Verordening nadeelcompensatie gemeente Staphorst 2024

Geldend van 01-01-2024 t/m heden

Intitulé

Verordening nadeelcompensatie gemeente Staphorst 2024

De raad van de gemeente Staphorst;

gelezen het voorstel van burgemeester en wethouders van 14 november 2023, nr 16731;

gelet op de artikelen 108 en 149 van de Gemeentewet, titel 4.5 van de Algemene wet bestuursrecht en afdeling 15.1 van de Omgevingswet;

besluit vast te stellen de volgende verordening:

Verordening nadeelcompensatie gemeente Staphorst 2024

Artikel 1. Begripsomschrijvingen

In deze verordening wordt verstaan onder:

  • -

    aanvraag: aanvraag om schadevergoeding op grond van artikel 4:126 Algemene wet bestuursrecht en artikel 15.1 Omgevingswet;

  • -

    adviseur: deskundige als bedoeld in artikel 3:5 Algemene wet bestuursrecht, die het bestuursorgaan adviseert over het te nemen besluit op de aanvraag;

  • -

    bestuursorgaan: de gemeenteraad, het college van burgemeester en wethouders of de burgemeester van de gemeente;

  • -

    gemeente: gemeente Staphorst;

  • -

    schade: schade als bedoeld in deze regeling, waaronder begrepen brutowinst- of inkomensderving, kostenschade, derving van huurinkomsten dan wel een waardevermindering van een onroerende zaak.

Artikel 2. Toepassingsbereik

  • 1. Deze verordening heeft betrekking op aanvragen om schadevergoeding als bedoeld in artikel 4:126, eerste lid, van de Algemene wet bestuursrecht, waarvan de aanvrager stelt dat die wordt veroorzaakt door een bestuursorgaan van de gemeente.

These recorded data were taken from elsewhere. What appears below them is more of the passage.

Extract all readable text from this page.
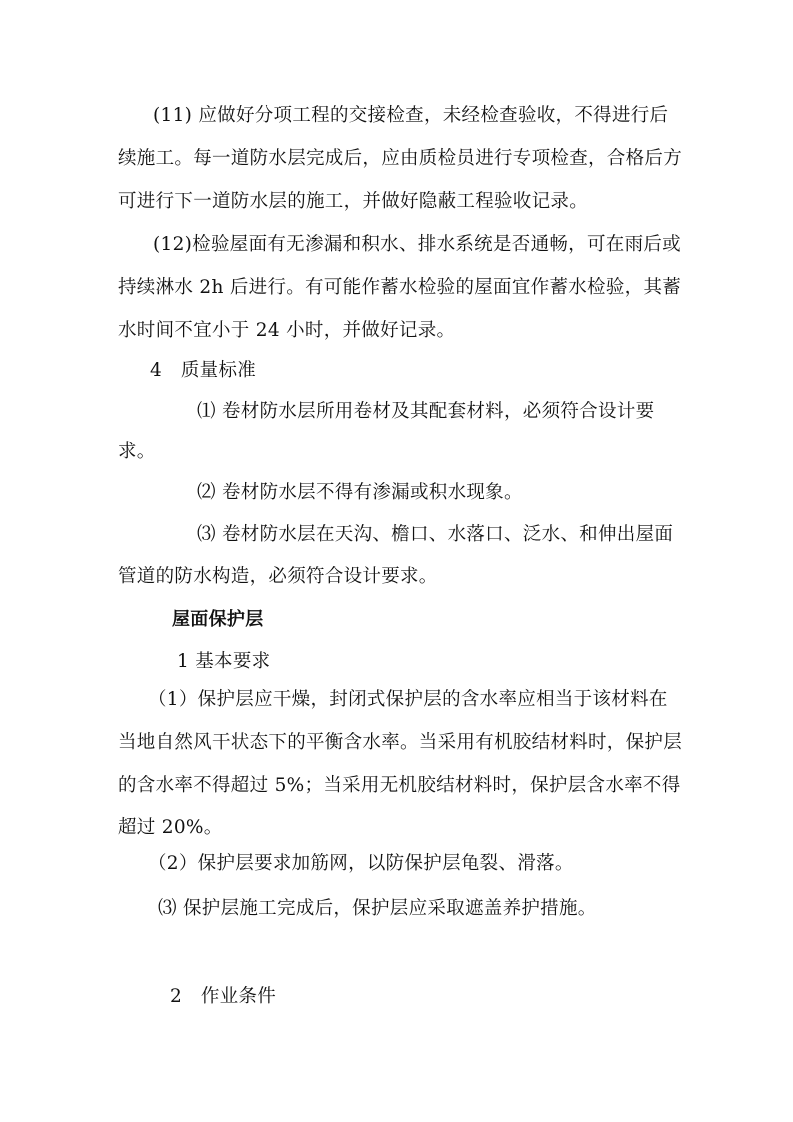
(11) 应做好分项工程的交接检查，未经检查验收，不得进行后
续施工。每一道防水层完成后，应由质检员进行专项检查，合格后方
可进行下一道防水层的施工，并做好隐蔽工程验收记录。
(12)检验屋面有无渗漏和积水、排水系统是否通畅，可在雨后或
持续淋水 2h 后进行。有可能作蓄水检验的屋面宜作蓄水检验，其蓄
水时间不宜小于 24 小时，并做好记录。
4　质量标准
⑴ 卷材防水层所用卷材及其配套材料，必须符合设计要
求。
⑵ 卷材防水层不得有渗漏或积水现象。
⑶ 卷材防水层在天沟、檐口、水落口、泛水、和伸出屋面
管道的防水构造，必须符合设计要求。
屋面保护层
1 基本要求
（1）保护层应干燥，封闭式保护层的含水率应相当于该材料在
当地自然风干状态下的平衡含水率。当采用有机胶结材料时，保护层
的含水率不得超过 5%；当采用无机胶结材料时，保护层含水率不得
超过 20%。
（2）保护层要求加筋网，以防保护层龟裂、滑落。
⑶ 保护层施工完成后，保护层应采取遮盖养护措施。
2　作业条件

  • 2. Deze verordening heeft geen betrekking op aanvragen om schadevergoeding waarop een bijzondere regeling van toepassing is.

Artikel 3. Heffen recht

  • 1. Voor het in behandeling nemen van de aanvraag om schadevergoeding wordt een recht van € 500,- geheven.

  • 2. Dit bedrag dient binnen vier weken na de bevestiging van de ontvangst van de aanvraag te zijn bijgeschreven op de rekening van de gemeente. Indien het bedrag niet tijdig is bijgeschreven, wordt de aanvrager eenmaal een mogelijkheid geboden om het verzuim binnen twee weken te herstellen. Als het verzuim niet tijdig is hersteld, wordt de aanvraag niet in behandeling genomen, tenzij redelijkerwijs niet kan worden geoordeeld dat de aanvrager in verzuim is geweest.

Artikel 4. Aanvraag

  • 1. Indien het bestuursorgaan een formulier heeft vastgesteld, maakt de aanvrager gebruik van dit door het bestuursorgaan vastgestelde formulier.

  • 2. In aanvulling op artikel 4:127 van de Algemene wet bestuursrecht bevat een aanvraag mede:

    • a.

      als het schade betreft wegens winst- of inkomstenderving:

      • 1.

        jaarrekeningen over het jaar waarin schade is geleden; en

      • 2.

        voor zover van toepassing de drie daaraan voorafgaande jaren; en

      • 3.

        de aanslagen vennootschapsbelasting of inkomstenbelasting;

    • b.

      als het schade betreft wegens gederfde huurinkomsten:

      • 1.

        een afschrift van de huurovereenkomst of gebruiksovereenkomst;

        en

      • 2.

        een eigendomsakte.

Artikel 5. Adviseur

  • 1. Het bestuursorgaan wint slechts advies in bij een adviseur voor zover dat naar zijn oordeel noodzakelijk is om op de aanvraag om schadevergoeding te kunnen beslissen.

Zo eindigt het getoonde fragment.